Mengutip Antara, Minggu (29/09/19), luas Desa Bawomataluo sekitar 7,95 kilometer persegi dengan jumlah penduduk berkisar 3.116 jiwa (2013).

Sebelumnya menjadi wilayah kecamatan Teluk Dalam dan menjadi wilayah Kec. Fanayama berdasarkan Perda No. 12/2008. Desa ini terdiri dari 9 dusun dan berada pada ketinggian di atas 324 m dari permukaan laut.

Sejak menyandang status sebagai desa budaya, Bawömataluo memiliki agenda budaya tahunan yang disebut sebagai Festival Budaya Bawomataluo.

Desa Bawomataluo Nias Selatan Dikenal Sebutan Tempat 'Matahari Terbit'
Pemandangan Sunset di Desa Bawomataluo. (Photo: Wonderfulnias)

Tokoh bangsawan dari Desa Bawomataluo, Yasinta Fau AMKEB, menyambut baik rencana Pemerintah dan Panitia Nasional Sail Nias 2019 mengajukan Desa Bawomataluo menjadi salah satu situs warisan dunia UNESCO.

Warga Desa Bawotaluo yang ada di Kepulauan Nias itu juga sangat mendukung program pemerintah pusat, untuk mempromosikan budaya daerah yang selama ini masih banyak belum diketahui secara luas.

Dengan masuknya Desa Bawomataluo menjadi warisan dunia UNESCO, hal ini memberikan angin segar bagi perekonomian masyarakat di Kabupaten Nias Selatan dan kabupaten-kabupaten lainnya yang ada di Tano Niha (Tanah Nias).

Desa Bawomataluo memiliki banyak terdapat tradisi budaya, sebut saja relik megalitik, rumah tradisional, dan tradisi lompat batu.

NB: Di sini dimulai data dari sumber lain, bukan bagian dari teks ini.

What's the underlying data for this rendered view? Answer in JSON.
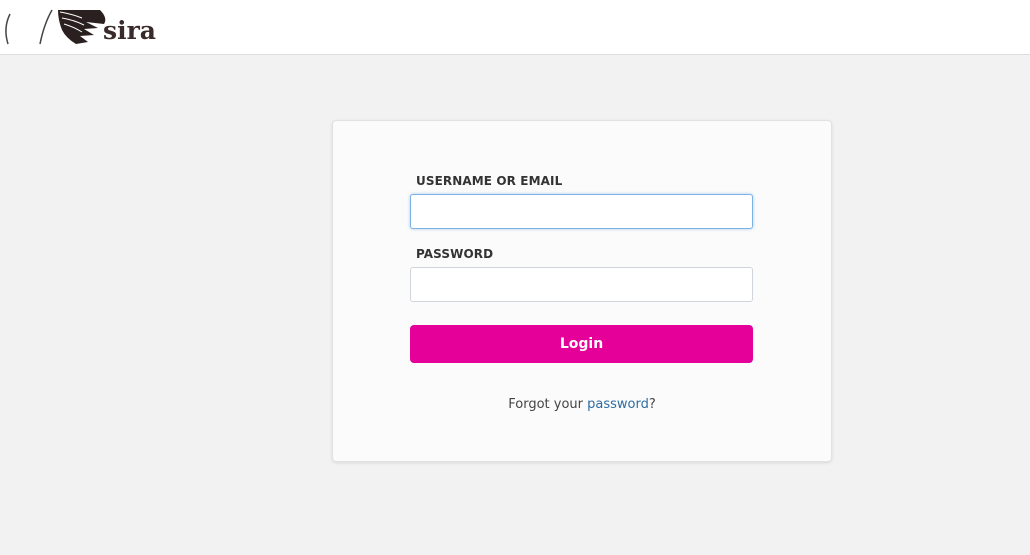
{
  "header": {
    "logo_text": "sira"
  },
  "login_form": {
    "username_label": "USERNAME OR EMAIL",
    "username_value": "",
    "password_label": "PASSWORD",
    "password_value": "",
    "login_button": "Login",
    "forgot_prefix": "Forgot your ",
    "forgot_link": "password",
    "forgot_suffix": "?"
  },
  "colors": {
    "page_background": "#f2f2f2",
    "accent_button": "#e6009a",
    "link": "#2d6ca2",
    "logo": "#3a2a2a"
  },
  "icons": {
    "logo": "feather-wing-logo-icon"
  }
}
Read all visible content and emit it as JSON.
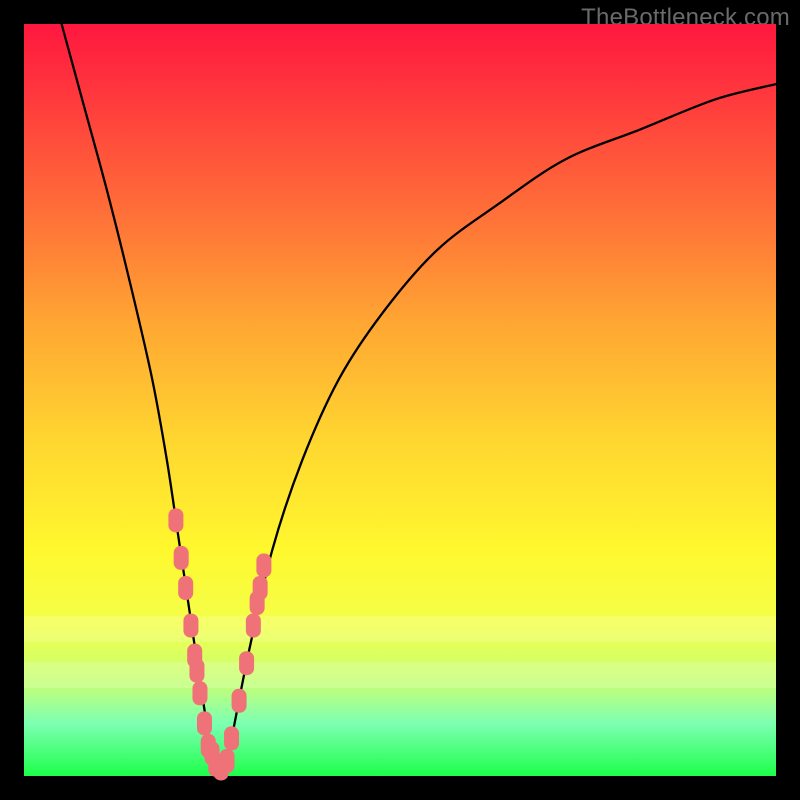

"Bawomataluo juga memiliki tari fataele (tarian perang) untuk menyambut para tamu kehormatan yang berkunjung ke daerah tersebut," ujar Yasinta.

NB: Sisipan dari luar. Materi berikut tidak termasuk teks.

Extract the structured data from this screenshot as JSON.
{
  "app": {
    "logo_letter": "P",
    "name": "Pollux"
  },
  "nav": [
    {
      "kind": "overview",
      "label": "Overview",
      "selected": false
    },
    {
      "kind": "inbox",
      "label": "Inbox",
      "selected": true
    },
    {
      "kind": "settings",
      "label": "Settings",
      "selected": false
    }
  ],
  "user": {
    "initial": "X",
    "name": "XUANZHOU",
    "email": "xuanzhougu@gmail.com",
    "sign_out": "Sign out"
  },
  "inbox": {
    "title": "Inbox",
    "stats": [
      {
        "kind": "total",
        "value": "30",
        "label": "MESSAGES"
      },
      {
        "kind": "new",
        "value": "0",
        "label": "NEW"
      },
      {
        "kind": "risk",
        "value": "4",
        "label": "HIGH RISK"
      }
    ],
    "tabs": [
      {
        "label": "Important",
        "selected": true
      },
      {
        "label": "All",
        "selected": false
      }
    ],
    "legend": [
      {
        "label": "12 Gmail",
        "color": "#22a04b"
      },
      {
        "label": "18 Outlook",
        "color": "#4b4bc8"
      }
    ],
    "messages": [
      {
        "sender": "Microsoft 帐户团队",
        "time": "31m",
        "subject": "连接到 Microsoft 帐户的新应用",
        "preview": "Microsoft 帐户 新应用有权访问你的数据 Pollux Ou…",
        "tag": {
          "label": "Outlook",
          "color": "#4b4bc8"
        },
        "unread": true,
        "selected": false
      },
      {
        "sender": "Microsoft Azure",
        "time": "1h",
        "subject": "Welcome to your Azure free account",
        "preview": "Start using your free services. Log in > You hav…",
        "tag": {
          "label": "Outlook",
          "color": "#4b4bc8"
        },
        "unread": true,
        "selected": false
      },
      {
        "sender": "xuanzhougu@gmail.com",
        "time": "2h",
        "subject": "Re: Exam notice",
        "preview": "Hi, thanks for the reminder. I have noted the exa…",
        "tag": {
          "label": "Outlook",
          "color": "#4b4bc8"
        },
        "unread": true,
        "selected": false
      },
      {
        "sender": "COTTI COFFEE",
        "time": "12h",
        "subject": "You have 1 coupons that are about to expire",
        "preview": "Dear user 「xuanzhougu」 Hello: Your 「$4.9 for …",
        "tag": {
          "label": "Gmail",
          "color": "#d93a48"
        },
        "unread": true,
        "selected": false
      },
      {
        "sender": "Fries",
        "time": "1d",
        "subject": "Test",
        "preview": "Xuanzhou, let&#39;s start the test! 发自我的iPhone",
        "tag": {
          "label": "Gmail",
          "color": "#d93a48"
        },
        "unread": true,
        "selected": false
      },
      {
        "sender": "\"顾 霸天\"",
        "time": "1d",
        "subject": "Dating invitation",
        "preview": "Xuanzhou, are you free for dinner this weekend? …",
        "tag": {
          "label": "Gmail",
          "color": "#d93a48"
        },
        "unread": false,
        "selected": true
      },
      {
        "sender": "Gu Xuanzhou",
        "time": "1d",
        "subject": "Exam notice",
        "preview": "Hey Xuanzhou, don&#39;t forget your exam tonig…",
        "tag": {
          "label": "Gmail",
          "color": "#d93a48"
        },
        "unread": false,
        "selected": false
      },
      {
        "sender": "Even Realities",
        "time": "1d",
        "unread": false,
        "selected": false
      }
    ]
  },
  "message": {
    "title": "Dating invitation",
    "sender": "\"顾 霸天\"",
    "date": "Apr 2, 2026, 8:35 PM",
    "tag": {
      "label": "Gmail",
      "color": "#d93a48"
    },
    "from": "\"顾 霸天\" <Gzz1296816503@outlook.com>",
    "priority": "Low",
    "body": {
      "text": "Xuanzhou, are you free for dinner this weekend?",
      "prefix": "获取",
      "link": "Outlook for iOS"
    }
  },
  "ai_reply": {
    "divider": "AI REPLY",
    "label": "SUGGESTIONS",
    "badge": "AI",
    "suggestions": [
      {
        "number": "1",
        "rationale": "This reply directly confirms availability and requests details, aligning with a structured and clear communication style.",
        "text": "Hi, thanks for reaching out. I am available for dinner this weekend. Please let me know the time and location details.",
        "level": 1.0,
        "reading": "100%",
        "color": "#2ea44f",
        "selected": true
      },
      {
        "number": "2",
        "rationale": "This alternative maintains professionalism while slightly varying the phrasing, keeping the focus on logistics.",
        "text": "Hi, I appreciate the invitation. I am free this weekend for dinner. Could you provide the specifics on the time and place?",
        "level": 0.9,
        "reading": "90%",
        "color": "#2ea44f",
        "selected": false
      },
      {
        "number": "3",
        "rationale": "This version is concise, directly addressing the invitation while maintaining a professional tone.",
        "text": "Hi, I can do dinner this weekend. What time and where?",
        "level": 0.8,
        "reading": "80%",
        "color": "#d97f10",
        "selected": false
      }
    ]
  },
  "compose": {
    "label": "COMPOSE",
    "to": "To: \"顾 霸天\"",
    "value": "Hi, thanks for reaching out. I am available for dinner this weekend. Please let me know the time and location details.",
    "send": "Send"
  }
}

Selain itu, Desa yang sudah berusia lebih dari 300 tahun ini, memiliki banyak nilai-nilai sejarah dan tradisi yang sangat unik yang sering dikunjungi para wisatawan nasional maupun mancanegara.

Bawomataluo dalam bahasa Nias berarti bukit matahari. Nama itu sesuai dengan letaknya yang dibangun di atas bukit sejak berabad-abad lamanya.

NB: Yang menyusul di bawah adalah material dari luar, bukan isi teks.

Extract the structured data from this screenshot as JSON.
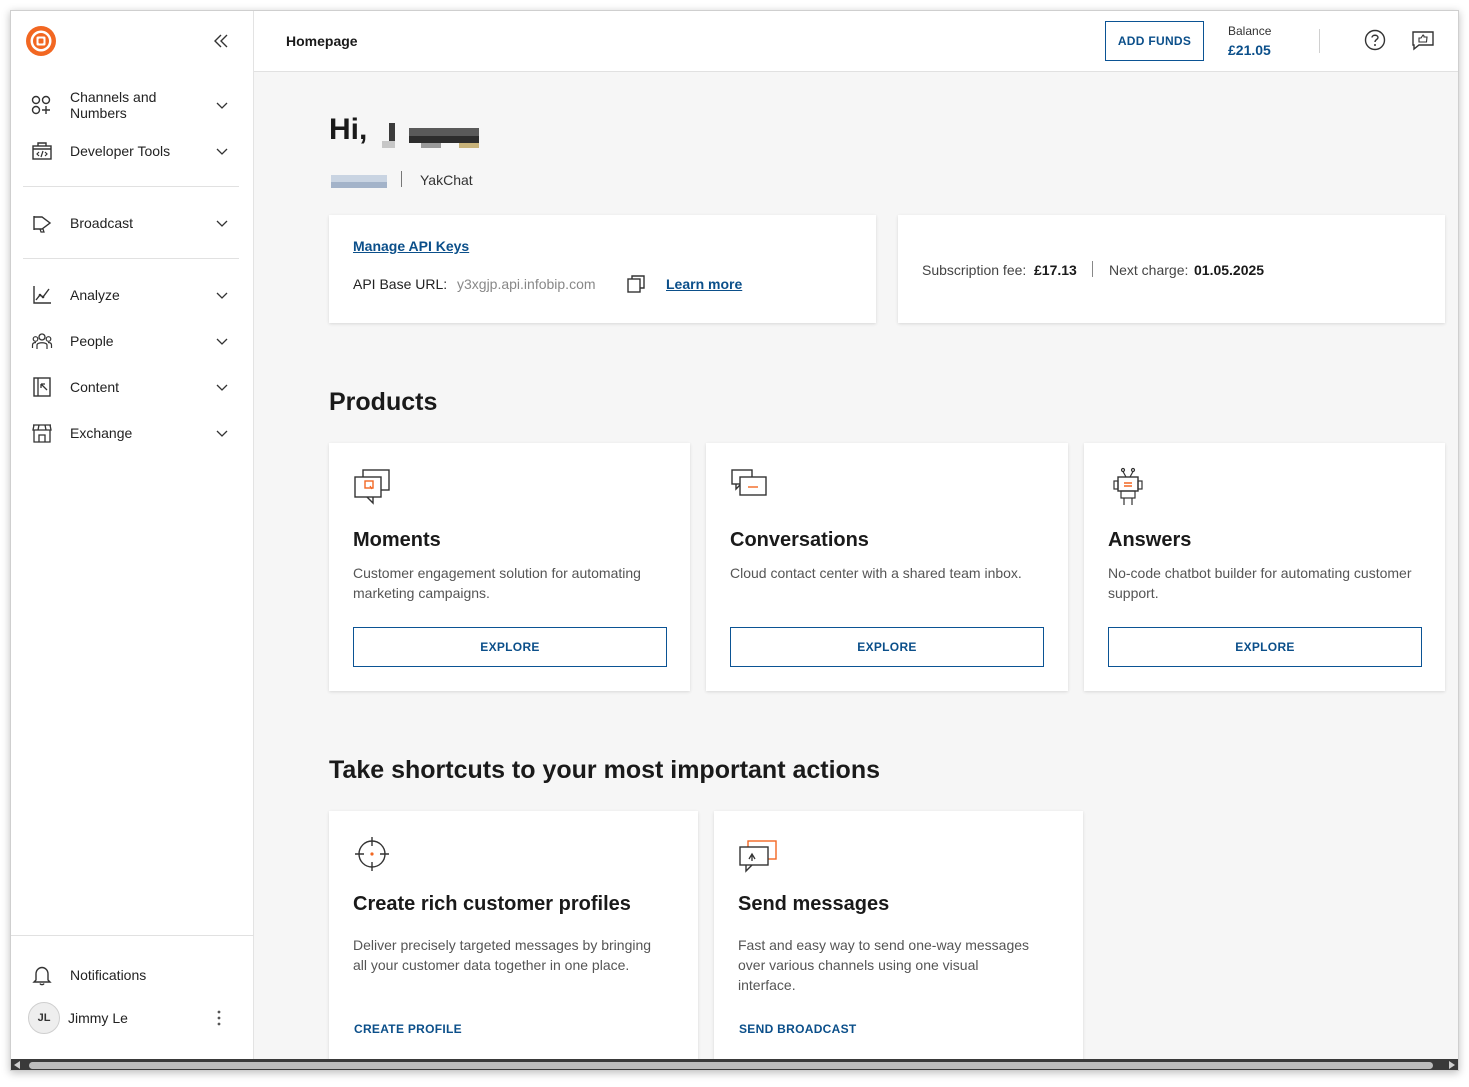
{
  "header": {
    "page_title": "Homepage",
    "add_funds_label": "ADD FUNDS",
    "balance_label": "Balance",
    "balance_value": "£21.05",
    "help_icon": "question-circle-icon",
    "feedback_icon": "feedback-icon"
  },
  "sidebar": {
    "logo": "infobip-logo",
    "collapse_icon": "double-chevron-left-icon",
    "items": [
      {
        "label": "Channels and Numbers",
        "icon": "channels-icon"
      },
      {
        "label": "Developer Tools",
        "icon": "code-icon"
      },
      {
        "label": "Broadcast",
        "icon": "megaphone-icon"
      },
      {
        "label": "Analyze",
        "icon": "chart-icon"
      },
      {
        "label": "People",
        "icon": "people-icon"
      },
      {
        "label": "Content",
        "icon": "content-icon"
      },
      {
        "label": "Exchange",
        "icon": "store-icon"
      }
    ],
    "notifications_label": "Notifications",
    "user": {
      "initials": "JL",
      "name": "Jimmy Le"
    }
  },
  "greeting": {
    "prefix": "Hi,",
    "account_name": "YakChat"
  },
  "api_card": {
    "manage_link": "Manage API Keys",
    "base_url_label": "API Base URL:",
    "base_url_value": "y3xgjp.api.infobip.com",
    "learn_more": "Learn more"
  },
  "billing_card": {
    "fee_label": "Subscription fee:",
    "fee_value": "£17.13",
    "next_label": "Next charge:",
    "next_value": "01.05.2025"
  },
  "products": {
    "heading": "Products",
    "items": [
      {
        "title": "Moments",
        "description": "Customer engagement solution for automating marketing campaigns.",
        "button": "EXPLORE",
        "icon": "moments-icon"
      },
      {
        "title": "Conversations",
        "description": "Cloud contact center with a shared team inbox.",
        "button": "EXPLORE",
        "icon": "conversations-icon"
      },
      {
        "title": "Answers",
        "description": "No-code chatbot builder for automating customer support.",
        "button": "EXPLORE",
        "icon": "robot-icon"
      }
    ]
  },
  "shortcuts": {
    "heading": "Take shortcuts to your most important actions",
    "items": [
      {
        "title": "Create rich customer profiles",
        "description": "Deliver precisely targeted messages by bringing all your customer data together in one place.",
        "link": "CREATE PROFILE",
        "icon": "target-icon"
      },
      {
        "title": "Send messages",
        "description": "Fast and easy way to send one-way messages over various channels using one visual interface.",
        "link": "SEND BROADCAST",
        "icon": "send-message-icon"
      }
    ]
  },
  "colors": {
    "accent": "#0b4f8a",
    "brand": "#f26722"
  }
}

Hombo batu atau meloncati susunan batu yang cukup tinggi, mengharuskan peserta memiliki keahlian khusus.

Pesona menarik lainnya yang terdapat di Desa Bawomataluo adalah kursi kuno peninggalan raja-raja Nias sepanajng 10 meter dan patung-patung kuno.

Beberapa tugas yang dimiliki oleh Desa Bawomataluo terkait infrastruktur seperti penerangan, sarana air bersih, dan akses jalan yang saat ini kurang bagus.